Overblog
Editer l'article Suivre ce blog Administration + Créer mon blog

P comme Passeuse de mémoire - Odette Perrier (1909-2005)

Tous les textes de cette couleur contiennent un lien vers une autre page, interne ou externe. Pour y accéder, il suffit de cliquer sur le texte.

Odette (1909-2005)

Je n’ai pas connu mes grands-mères, toutes deux décédées bien avant ma naissance. J’ai rencontré mes grands-pères, mais je ne peux pas dire que je les ai « connus ». Ils sont décédés alors que j’avais 6 ou 7 ans. Pour mes parents, la mémoire familiale n’était pas un sujet de conversation. Leurs parents avaient déjà rompu avec cette mémoire, en "émigrant" de leurs provinces natales vers la région parisienne. Des parcours de vies un peu chamboulés ont eu raison de leur envie de raconter leur histoire.

Et j’ai rencontré Odette, compagne – et cousine – d’Arsène, mon beau-père.

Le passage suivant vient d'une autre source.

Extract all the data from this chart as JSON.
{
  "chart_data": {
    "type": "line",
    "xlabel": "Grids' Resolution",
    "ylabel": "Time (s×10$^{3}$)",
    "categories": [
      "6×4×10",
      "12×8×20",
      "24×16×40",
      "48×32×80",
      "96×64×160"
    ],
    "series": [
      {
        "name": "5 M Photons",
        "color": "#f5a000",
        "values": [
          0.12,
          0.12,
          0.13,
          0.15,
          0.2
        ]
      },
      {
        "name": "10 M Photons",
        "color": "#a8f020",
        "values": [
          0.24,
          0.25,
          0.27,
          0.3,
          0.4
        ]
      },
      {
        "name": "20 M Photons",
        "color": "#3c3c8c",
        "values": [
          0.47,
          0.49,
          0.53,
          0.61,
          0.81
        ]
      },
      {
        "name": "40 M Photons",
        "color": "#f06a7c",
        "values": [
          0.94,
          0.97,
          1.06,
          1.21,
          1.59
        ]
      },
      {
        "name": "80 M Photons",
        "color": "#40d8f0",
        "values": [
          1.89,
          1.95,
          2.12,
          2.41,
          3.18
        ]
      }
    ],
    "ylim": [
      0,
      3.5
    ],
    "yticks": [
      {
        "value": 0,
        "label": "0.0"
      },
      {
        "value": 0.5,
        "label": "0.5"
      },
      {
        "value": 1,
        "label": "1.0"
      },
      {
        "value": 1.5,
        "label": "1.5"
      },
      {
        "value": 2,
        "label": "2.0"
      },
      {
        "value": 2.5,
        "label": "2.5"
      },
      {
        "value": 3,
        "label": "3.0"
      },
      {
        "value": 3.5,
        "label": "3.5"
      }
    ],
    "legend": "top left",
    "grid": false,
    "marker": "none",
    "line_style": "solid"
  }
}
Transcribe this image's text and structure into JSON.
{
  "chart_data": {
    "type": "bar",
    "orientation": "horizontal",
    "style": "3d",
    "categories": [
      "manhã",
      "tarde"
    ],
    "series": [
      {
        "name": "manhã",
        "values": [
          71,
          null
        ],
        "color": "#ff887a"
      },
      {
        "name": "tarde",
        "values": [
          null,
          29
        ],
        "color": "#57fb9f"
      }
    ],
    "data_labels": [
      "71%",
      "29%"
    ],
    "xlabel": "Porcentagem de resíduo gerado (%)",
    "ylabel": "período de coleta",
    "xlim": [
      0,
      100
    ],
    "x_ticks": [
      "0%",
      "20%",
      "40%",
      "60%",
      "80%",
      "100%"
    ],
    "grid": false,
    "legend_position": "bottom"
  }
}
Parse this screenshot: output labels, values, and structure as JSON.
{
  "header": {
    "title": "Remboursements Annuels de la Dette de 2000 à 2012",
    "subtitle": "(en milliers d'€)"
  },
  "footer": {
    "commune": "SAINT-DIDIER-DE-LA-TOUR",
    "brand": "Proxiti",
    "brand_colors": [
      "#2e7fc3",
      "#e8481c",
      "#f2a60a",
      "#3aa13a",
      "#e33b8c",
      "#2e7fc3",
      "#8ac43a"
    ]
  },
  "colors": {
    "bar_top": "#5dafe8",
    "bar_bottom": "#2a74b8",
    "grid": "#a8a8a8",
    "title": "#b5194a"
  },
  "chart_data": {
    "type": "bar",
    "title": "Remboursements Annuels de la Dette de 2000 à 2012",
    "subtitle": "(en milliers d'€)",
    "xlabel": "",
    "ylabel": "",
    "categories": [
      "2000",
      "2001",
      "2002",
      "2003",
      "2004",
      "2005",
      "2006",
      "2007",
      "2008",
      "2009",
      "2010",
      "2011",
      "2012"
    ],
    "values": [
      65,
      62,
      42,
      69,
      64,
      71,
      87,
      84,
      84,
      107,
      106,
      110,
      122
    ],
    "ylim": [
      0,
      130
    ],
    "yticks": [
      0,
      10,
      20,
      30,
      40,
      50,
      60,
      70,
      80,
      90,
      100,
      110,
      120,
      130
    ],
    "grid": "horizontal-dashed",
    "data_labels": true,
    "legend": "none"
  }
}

Odette était la mémoire vivante de sa famille. Elle racontait le passé, elle racontait la vie d’avant, elle racontait ses parents, ses oncles, ses tantes...

Ses récits étaient directs. Elle ne faisait pas de grandes phrases. Elle racontait ce qu’elle avait vécu, ce qu’elle avait ressenti, compris. Elle racontait les qualités, mais aussi les défauts de chacun. Sans fard, mais toujours avec un grand respect.

  • Je ne mens pas, ah non, je ne mens pas. C’était comme ça.

Elle mettait de la vie dans les photos qu’elle montrait parfois. Ces gens, les petits, les grands, s’incarnaient. Ils vivaient à travers ses paroles. Je les voyais vivre leur vie quotidienne.

Chez mes beaux-parents, il y avait un petit meuble. Sur ce meuble, des photos, et posées devant les photos, des bougies.

  • Ce sont mes morts.
  • Demain, j’allumerais une bougie pour Fernande, c’est son anniversaire.
  • Hier, j’ai changé la rose de la petite Roro. L’autre était fanée.

Ses morts faisaient partie de sa vie. C’était naturel pour elle d’en parler. Il est vrai qu’elle avait rencontré la mort très tôt, à 6 ans. Adrien, son père n’était pas revenu de la « Grande Guerre ». Elle évoquait son souvenir avec douceur, mais aussi avec colère.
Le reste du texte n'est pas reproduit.